Jan Dehn, head of research at Ashmore, argues that the situation could soon turn towards calling them the ‘frugal five’, as they were basically “more of an excuse for selling emerging markets last year, than a really good reason”.
“What these five countries had in common was they had some macroeconomic adjustments to do, but there is a big difference between a macroeconomic adjustment and a crisis.
“The market quickly labelled them the fragile five, basically portraying them as countries with genuine serious crises, but they never were. Countries go through these macroeconomic adjustments all the time whether they’re in emerging markets or not.”
He points out that India, a core emerging market and member of the Brics, has a growth rate that never fell below 4.5 per cent in 2013, and with reserves of more than $250bn (£150bn), a sustainable debt burden, a healthy banking system and corporate sector, the issue is difficult to see.

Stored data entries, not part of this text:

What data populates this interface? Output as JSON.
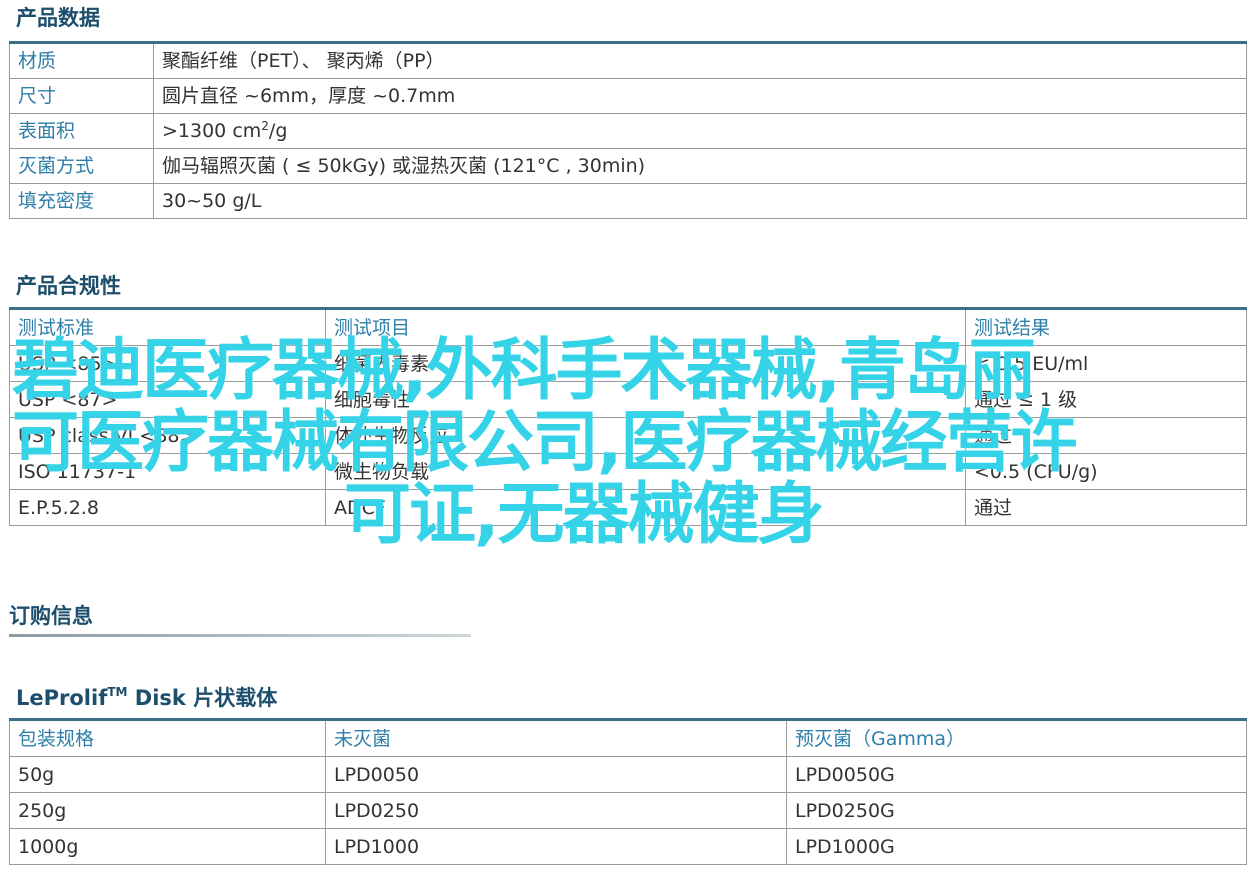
{
  "product_data": {
    "title": "产品数据",
    "rows": [
      {
        "key": "材质",
        "value": "聚酯纤维（PET）、 聚丙烯（PP）"
      },
      {
        "key": "尺寸",
        "value": "圆片直径 ~6mm，厚度 ~0.7mm"
      },
      {
        "key": "表面积",
        "value_prefix": ">1300 cm",
        "value_sup": "2",
        "value_suffix": "/g"
      },
      {
        "key": "灭菌方式",
        "value": "伽马辐照灭菌 ( ≤ 50kGy) 或湿热灭菌 (121°C , 30min)"
      },
      {
        "key": "填充密度",
        "value": "30~50 g/L"
      }
    ]
  },
  "compliance": {
    "title": "产品合规性",
    "headers": [
      "测试标准",
      "测试项目",
      "测试结果"
    ],
    "rows": [
      [
        "USP <85>",
        "细菌内毒素",
        "< 0.5 EU/ml"
      ],
      [
        "USP <87>",
        "细胞毒性",
        "通过 ≤ 1 级"
      ],
      [
        "USP class VI <88>",
        "体外生物反应",
        "通过"
      ],
      [
        "ISO 11737-1",
        "微生物负载",
        "<0.5 (CFU/g)"
      ],
      [
        "E.P.5.2.8",
        "ADCF",
        "通过"
      ]
    ]
  },
  "order_info": {
    "title": "订购信息"
  },
  "leprolif": {
    "title_prefix": "LeProlif",
    "title_tm": "TM",
    "title_suffix": " Disk 片状载体",
    "headers": [
      "包装规格",
      "未灭菌",
      "预灭菌（Gamma）"
    ],
    "rows": [
      [
        "50g",
        "LPD0050",
        "LPD0050G"
      ],
      [
        "250g",
        "LPD0250",
        "LPD0250G"
      ],
      [
        "1000g",
        "LPD1000",
        "LPD1000G"
      ]
    ]
  },
  "overlay": {
    "line1": "碧迪医疗器械,外科手术器械,青岛丽",
    "line2": "可医疗器械有限公司,医疗器械经营许",
    "line3": "可证,无器械健身"
  },
  "colors": {
    "title": "#1d4e6b",
    "key_text": "#2e7fa9",
    "table_top_border": "#3a6f8c",
    "overlay_text": "#35d3e8"
  }
}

“The only problem it had,” explains Mr Dehn, “is that domestic demand got a little overheated. As a consequence it started importing too many goods and created a trade deficit. But we know how these problems are solved, you basically reduce domestic demand by raising taxes, cutting spending or raising interest rates and then you adjust your currency a little bit and that restores your external equilibrium.”
While he acknowledges this was the common factor among the ‘fragile five’, Mr Dehn emphasises the necessary adjustments required are a long way from the crisis that hit emerging markets in the 1990s.
“There are crisis prone economies in the emerging markets, but they are not the fragile five. The ones that spring to mind are Argentina, Venezuela and Ukraine. These three countries, in particular for mainly domestic political reasons, are almost permanently surfing on the edge of a macroeconomic crisis, but the markets have understood these three countries are special and that nothing to do with tapering has an impact on these.
“The bottom line is that the fragile five are not nearly as fragile as their title would suggest.”
Paul Rogers, manager of the Lazard Emerging Markets Core Equity fund, agrees that the ‘fragile five’ is “not a useful moniker”.
“It is important to point out that equity market returns and the GDP of countries are not correlated. We’ve been able to make good money in both South Africa and Turkey over time, and we think they are the two weakest countries. But if you look at the statistics, the reserve situation in countries like Brazil, India and even Turkey is not bad. There is relatively strong foreign direct investment, particularly in Brazil and India and in Indonesia the current account deficit to GDP is less than 3 per cent.”